Often, when people slip on a diet, or “fall off the wagon”, it becomes a slippery slope towards resuming old habits. We have all been there: two days into a new diet, there’s a work party, a social gathering or a family get-together. Sweet treats abound, or you have a few glasses of wine, and that pizza is just too tough to resist.
For many, one slip-up leads to a feeling of failure, which leads many to ultimately abandon their goal, altogether. This diet-disaster-domino-effect has likely ruined more diets––and New Year’s resolutions––than anyone would care to admit. It is very easy for one mistake to reframe our entire attitude towards our diet and sense of self worth. Do not let that happen this year. There is a line in Christopher Nolan’s Batman movies when Bruce Wayne’s dad asks the young Bruce, “Why do we fall down?” Bruce’s dad’s answer to his own question was, “So we can learn to pick ourselves back up.”
1. If You Fail, Pick Up Where You Left Off.
Everyone makes mistakes. Failure, mistakes, stumbling blocks, they are all part of life, and our diet is no different. No one eats a perfectly 100% of the time, despite what the social media accounts of celebrities and fitness gurus would have you believe. If you make a mistake, do not let it derail your entire health goal. Start right back with your next meal.
2. Forgive Yourself.
Many people simply beat themselves up too much over simple mistakes. Let it go. Forgive yourself and move on. No one is perfect. Get over it and keep going.
3. Work towards 80/20.
Changing your diet often requires a period of intense restriction; this is good for a number of reasons.

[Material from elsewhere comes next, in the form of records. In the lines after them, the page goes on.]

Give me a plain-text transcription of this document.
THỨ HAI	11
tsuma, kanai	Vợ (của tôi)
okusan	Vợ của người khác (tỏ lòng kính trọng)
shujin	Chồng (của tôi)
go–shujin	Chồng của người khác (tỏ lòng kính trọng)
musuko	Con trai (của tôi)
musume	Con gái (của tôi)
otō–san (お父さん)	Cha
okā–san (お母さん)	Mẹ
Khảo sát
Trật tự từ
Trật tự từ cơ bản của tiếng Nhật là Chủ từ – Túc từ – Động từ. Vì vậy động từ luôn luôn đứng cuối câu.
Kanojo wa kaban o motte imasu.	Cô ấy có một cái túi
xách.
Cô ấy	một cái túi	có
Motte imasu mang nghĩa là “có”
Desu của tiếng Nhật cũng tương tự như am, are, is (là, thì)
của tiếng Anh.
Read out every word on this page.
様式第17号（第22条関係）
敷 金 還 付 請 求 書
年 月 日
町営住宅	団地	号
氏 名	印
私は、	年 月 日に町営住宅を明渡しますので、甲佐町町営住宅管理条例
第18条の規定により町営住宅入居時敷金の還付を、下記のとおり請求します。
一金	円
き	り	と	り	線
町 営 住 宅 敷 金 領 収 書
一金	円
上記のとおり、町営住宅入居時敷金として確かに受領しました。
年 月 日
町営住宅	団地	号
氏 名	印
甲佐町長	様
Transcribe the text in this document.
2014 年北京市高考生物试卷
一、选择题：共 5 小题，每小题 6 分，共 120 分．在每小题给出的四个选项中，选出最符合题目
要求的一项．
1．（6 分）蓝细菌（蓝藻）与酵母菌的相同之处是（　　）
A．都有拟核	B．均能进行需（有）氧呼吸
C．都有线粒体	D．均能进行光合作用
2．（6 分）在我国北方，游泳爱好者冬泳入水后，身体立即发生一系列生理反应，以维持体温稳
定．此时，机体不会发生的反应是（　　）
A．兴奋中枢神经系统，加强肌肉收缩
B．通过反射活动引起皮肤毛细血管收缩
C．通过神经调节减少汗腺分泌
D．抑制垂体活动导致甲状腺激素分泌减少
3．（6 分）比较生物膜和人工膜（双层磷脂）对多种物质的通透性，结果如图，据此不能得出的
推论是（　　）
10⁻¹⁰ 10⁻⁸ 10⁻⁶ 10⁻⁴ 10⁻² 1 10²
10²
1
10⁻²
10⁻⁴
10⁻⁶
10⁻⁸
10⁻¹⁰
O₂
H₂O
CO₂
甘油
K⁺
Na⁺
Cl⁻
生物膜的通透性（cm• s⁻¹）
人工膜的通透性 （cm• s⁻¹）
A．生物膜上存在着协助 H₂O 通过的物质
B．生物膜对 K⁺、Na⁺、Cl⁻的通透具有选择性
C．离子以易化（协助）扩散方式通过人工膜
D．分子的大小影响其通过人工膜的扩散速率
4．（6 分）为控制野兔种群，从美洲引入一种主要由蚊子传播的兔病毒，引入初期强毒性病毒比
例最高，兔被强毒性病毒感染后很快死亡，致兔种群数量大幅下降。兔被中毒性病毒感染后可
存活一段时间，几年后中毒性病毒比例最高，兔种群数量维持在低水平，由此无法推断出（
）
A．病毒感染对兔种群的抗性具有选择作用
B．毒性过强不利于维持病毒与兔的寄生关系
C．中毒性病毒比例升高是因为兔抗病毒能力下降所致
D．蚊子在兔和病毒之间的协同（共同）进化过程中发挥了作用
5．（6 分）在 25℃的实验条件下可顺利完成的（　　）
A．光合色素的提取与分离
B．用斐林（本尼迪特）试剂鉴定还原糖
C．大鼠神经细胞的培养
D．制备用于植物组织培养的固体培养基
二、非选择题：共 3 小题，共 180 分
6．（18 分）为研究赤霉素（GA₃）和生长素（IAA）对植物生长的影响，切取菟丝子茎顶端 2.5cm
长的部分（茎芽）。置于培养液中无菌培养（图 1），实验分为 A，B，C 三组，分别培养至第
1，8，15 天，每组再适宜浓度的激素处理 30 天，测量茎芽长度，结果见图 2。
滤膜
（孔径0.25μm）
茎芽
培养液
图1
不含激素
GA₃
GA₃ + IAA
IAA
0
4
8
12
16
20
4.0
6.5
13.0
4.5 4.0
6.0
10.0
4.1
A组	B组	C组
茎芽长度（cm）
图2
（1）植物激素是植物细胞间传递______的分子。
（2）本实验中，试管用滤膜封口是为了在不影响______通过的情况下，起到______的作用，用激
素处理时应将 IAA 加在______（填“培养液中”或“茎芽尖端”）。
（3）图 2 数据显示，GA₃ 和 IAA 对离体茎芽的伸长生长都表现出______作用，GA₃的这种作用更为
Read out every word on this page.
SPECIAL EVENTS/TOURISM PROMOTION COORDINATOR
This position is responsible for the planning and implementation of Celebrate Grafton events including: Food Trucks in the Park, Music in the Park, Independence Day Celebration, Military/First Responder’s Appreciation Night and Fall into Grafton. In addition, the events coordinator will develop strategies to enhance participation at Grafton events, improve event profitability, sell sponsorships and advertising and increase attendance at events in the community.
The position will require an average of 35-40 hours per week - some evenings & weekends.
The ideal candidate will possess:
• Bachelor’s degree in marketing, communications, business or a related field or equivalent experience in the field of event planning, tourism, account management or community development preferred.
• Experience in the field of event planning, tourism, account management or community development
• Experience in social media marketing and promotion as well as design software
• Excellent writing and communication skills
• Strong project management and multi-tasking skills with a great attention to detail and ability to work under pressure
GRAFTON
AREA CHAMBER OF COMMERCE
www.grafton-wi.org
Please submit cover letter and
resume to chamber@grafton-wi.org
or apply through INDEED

It retrains you to become more conscious about what you are eating. It will accelerate the initial results you experience. It will allow your tastes to change in a positive way. We know that we need to forgive ourselves and pick up right where we left off. Intense restriction however, is not necessarily a long term solution. With that in mind, after a period of intense restriction (for example, 4-6 weeks on Kaufmann 1 of the Kaufmann Diet) many people aim for the 80/20 rule, where 80% of the time your diet is very strict, and 20% of the time, it is slightly more lax.
Ultimately, developing good habits is about finding what works for you. But it is important to remember that restriction is not necessarily the long-term goal, or should not be. Developing good habits should be your ultimate goal.
4. Keep Your Eyes On the Prize.
Remember that you can do this. You can. Anyone can. You are in control of your own weight, and largely your own health. You have the opportunity to make smart, educated decisions about what you eat and the lifestyle you live. And, remember that the benefits of making positive, healthy lifestyle changes far outweigh the temporary sating of cravings.